Glaciofluvial and glaciolacustrine sediments in New England have been grouped and mapped in time-stratigraphic units called out wash sequences (also morphologic sequences and morphosequences). This sequence concept is, in part, a response model complementary to a process model known as stagnation-zone retreat, both originally proposed in 1941. It is suggested that the operating mechanism for this apparently discontinuous type of marginal retreat, whereby the active continental glacier periodically sheds a fringe of stagnant ice, is by downwasting to a critical thickness below which valley ice tongues can no longer support ice movement. At this point the marginal shear zone shifts up glacier, and a new outwash gradient is developed, creating a new outwash sequence. This process is dependent on suitable bedrock topography, which accounts for its prevalence in New England. This mechanism also helps to account for the general absence of ice-contact stratified drift on higher topography and for the observation that outwash sequences are generally not clearly correctable between valleys.

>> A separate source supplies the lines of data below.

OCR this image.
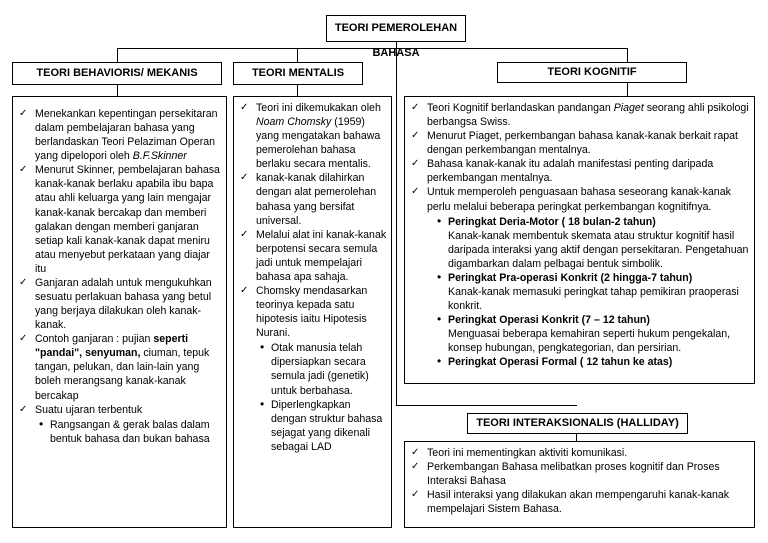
TEORI PEMEROLEHAN BAHASA
TEORI BEHAVIORIS/ MEKANIS
✓ Menekankan kepentingan persekitaran dalam pembelajaran bahasa yang berlandaskan Teori Pelaziman Operan yang dipelopori oleh B.F.Skinner
✓ Menurut Skinner, pembelajaran bahasa kanak-kanak berlaku apabila ibu bapa atau ahli keluarga yang lain mengajar kanak-kanak bercakap dan memberi galakan dengan memberi ganjaran setiap kali kanak-kanak dapat meniru atau menyebut perkataan yang diajar itu
✓ Ganjaran adalah untuk mengukuhkan sesuatu perlakuan bahasa yang betul yang berjaya dilakukan oleh kanak-kanak.
✓ Contoh ganjaran : pujian seperti "pandai", senyuman, ciuman, tepuk tangan, pelukan, dan lain-lain yang boleh merangsang kanak-kanak bercakap
✓ Suatu ujaran terbentuk
• Rangsangan & gerak balas dalam bentuk bahasa dan bukan bahasa
TEORI MENTALIS
✓ Teori ini dikemukakan oleh Noam Chomsky (1959) yang mengatakan bahawa pemerolehan bahasa berlaku secara mentalis.
✓ kanak-kanak dilahirkan dengan alat pemerolehan bahasa yang bersifat universal.
✓ Melalui alat ini kanak-kanak berpotensi secara semula jadi untuk mempelajari bahasa apa sahaja.
✓ Chomsky mendasarkan teorinya kepada satu hipotesis iaitu Hipotesis Nurani.
• Otak manusia telah dipersiapkan secara semula jadi (genetik) untuk berbahasa.
• Diperlengkapkan dengan struktur bahasa sejagat yang dikenali sebagai LAD
TEORI KOGNITIF
✓ Teori Kognitif berlandaskan pandangan Piaget seorang ahli psikologi berbangsa Swiss.
✓ Menurut Piaget, perkembangan bahasa kanak-kanak berkait rapat dengan perkembangan mentalnya.
✓ Bahasa kanak-kanak itu adalah manifestasi penting daripada perkembangan mentalnya.
✓ Untuk memperoleh penguasaan bahasa seseorang kanak-kanak perlu melalui beberapa peringkat perkembangan kognitifnya.
• Peringkat Deria-Motor ( 18 bulan-2 tahun)
Kanak-kanak membentuk skemata atau struktur kognitif hasil daripada interaksi yang aktif dengan persekitaran. Pengetahuan digambarkan dalam pelbagai bentuk simbolik.
• Peringkat Pra-operasi Konkrit (2 hingga-7 tahun)
Kanak-kanak memasuki peringkat tahap pemikiran praoperasi konkrit.
• Peringkat Operasi Konkrit (7 – 12 tahun)
Menguasai beberapa kemahiran seperti hukum pengekalan, konsep hubungan, pengkategorian, dan persirian.
• Peringkat Operasi Formal ( 12 tahun ke atas)
TEORI INTERAKSIONALIS (HALLIDAY)
✓ Teori ini mementingkan aktiviti komunikasi.
✓ Perkembangan Bahasa melibatkan proses kognitif dan Proses Interaksi Bahasa
✓ Hasil interaksi yang dilakukan akan mempengaruhi kanak-kanak mempelajari Sistem Bahasa.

For this paper, morphosequences are termed “suites,” so that the term “sequence” can be reserved for a series of suites along a drainage pathway. Parallel suites occupy adjacent valleys and may be time-equivalent. Recognition of serial suites (sequences) and parallel suites will encourage the study of depositional systems over broader regions. A system of tributary sequences occupying a single drainage basin is a sequence net. Because of the tributary arrangement of sequences, the suites within them may be either simple or bifurcating.

There are two mechanisms for developing serial suites. Stagnation-zone retreat alone generates a shingled sequence, wherein suites share a common base level but originate from relocated heads of outwash. An outlet sequence, on the other hand, is generated primarily by sequential relocations of base-level thresholds. Outlet sequences also commonly have displaced heads of outwash.